La Agenda 2030 contempla las siguientes metas para orientar nuestros esfuerzos en pro de un mundo donde la paz y la sana convivencia sean una constante:

  • Reducir todas las formas de violencia y la mortalidad relacionada a ésta.
  • Acabar con el maltrato, explotación, trata, tortura y demás formas de violencia contra la niñez.
  • Promover el estado de derecho nacional e internacional.
  • Garantizar la igualdad de acceso a la justicia.
  • Reducir las corrientes financieras y de armas ilícitas.
  • Luchar contra toda forma de delincuencia organizada.
  • Combatir la corrupción y el soborno.
  • Crear instituciones transparentes y responsables.
  • Adoptar decisiones participativas, inclusivas y representativas, que respondan a las necesidades de grupos tradicionalmente marginados.
  • Garantizar acceso público a la información.
  • Proteger las libertades fundamentales.
  • Fortalecer la cooperación internacional para combatir el terrorismo y prevenir la violencia y delincuencia.
  • Promover y aplicar leyes y políticas no discriminatorias

 

Para medir el avance en estas metas se han definido diversos indicadores y métricas para estimar la gobernabilidad y fomentar la paz. Entre los indicadores que se han propuesto están: porcentaje de mujeres y niñas víctimas de violencia; número de personas refugiadas; percepción de la corrupción en el sector público; indicadores de transparencia en gastos e ingresos de los gobiernos; periodistas o trabajadores de medios de comunicación atacados; indicadores sobre la efectividad del gobierno; implementación del estado de derecho; estimaciones de los niveles de rendición de cuentas; análisis cualitativo de libertades civiles y de prensa; entre otros.
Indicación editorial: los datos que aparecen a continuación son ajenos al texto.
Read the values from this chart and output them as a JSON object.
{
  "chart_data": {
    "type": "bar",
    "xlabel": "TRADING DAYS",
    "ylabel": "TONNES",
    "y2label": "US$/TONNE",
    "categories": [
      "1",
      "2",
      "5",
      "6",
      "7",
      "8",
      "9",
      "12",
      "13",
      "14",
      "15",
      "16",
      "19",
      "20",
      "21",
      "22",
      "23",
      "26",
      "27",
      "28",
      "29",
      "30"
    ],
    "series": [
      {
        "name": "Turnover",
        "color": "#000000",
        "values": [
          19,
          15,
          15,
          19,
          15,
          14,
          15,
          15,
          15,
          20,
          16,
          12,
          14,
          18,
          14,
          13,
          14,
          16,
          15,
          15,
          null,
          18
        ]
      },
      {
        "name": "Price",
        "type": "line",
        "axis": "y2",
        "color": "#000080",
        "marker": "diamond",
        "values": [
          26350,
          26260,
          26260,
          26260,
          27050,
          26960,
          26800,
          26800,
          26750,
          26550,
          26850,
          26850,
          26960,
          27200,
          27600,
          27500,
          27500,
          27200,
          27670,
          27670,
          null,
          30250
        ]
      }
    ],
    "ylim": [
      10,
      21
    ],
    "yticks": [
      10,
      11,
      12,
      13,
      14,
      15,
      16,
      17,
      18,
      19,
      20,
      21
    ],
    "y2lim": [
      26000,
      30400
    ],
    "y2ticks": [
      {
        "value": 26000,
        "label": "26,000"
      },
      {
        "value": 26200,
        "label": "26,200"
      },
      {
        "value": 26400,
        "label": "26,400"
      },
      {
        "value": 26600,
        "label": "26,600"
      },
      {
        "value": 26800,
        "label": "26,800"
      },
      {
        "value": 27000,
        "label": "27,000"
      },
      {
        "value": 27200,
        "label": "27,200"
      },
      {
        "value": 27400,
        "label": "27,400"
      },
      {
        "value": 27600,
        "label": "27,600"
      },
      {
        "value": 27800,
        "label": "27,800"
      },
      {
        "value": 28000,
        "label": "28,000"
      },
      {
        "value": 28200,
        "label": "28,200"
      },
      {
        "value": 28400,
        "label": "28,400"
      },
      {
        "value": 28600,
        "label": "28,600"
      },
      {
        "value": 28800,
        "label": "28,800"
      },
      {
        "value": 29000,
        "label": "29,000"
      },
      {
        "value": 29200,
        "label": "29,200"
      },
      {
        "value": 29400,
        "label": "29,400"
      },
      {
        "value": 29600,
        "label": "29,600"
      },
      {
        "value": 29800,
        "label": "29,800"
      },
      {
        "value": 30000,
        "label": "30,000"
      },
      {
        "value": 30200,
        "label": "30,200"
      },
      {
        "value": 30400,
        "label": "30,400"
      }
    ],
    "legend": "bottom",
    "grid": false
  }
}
Es importante comprender que todas y todos podemos contribuir. Promovamos la paz y la resolución de conflictos al interior de nuestros hogares, escuelas, trabajos y comunidades; respetemos nuestras diferencias –de género, étnicas, sociales-; exijamos cuentas a las instituciones; denunciemos actos ilegales y discriminatorios; además de fomentar la participación de personas comúnmente excluidas de las decisiones y el desarrollo. Solo mediante la paz podremos construirnos un desarrollo sostenible, un mundo próspero y justo.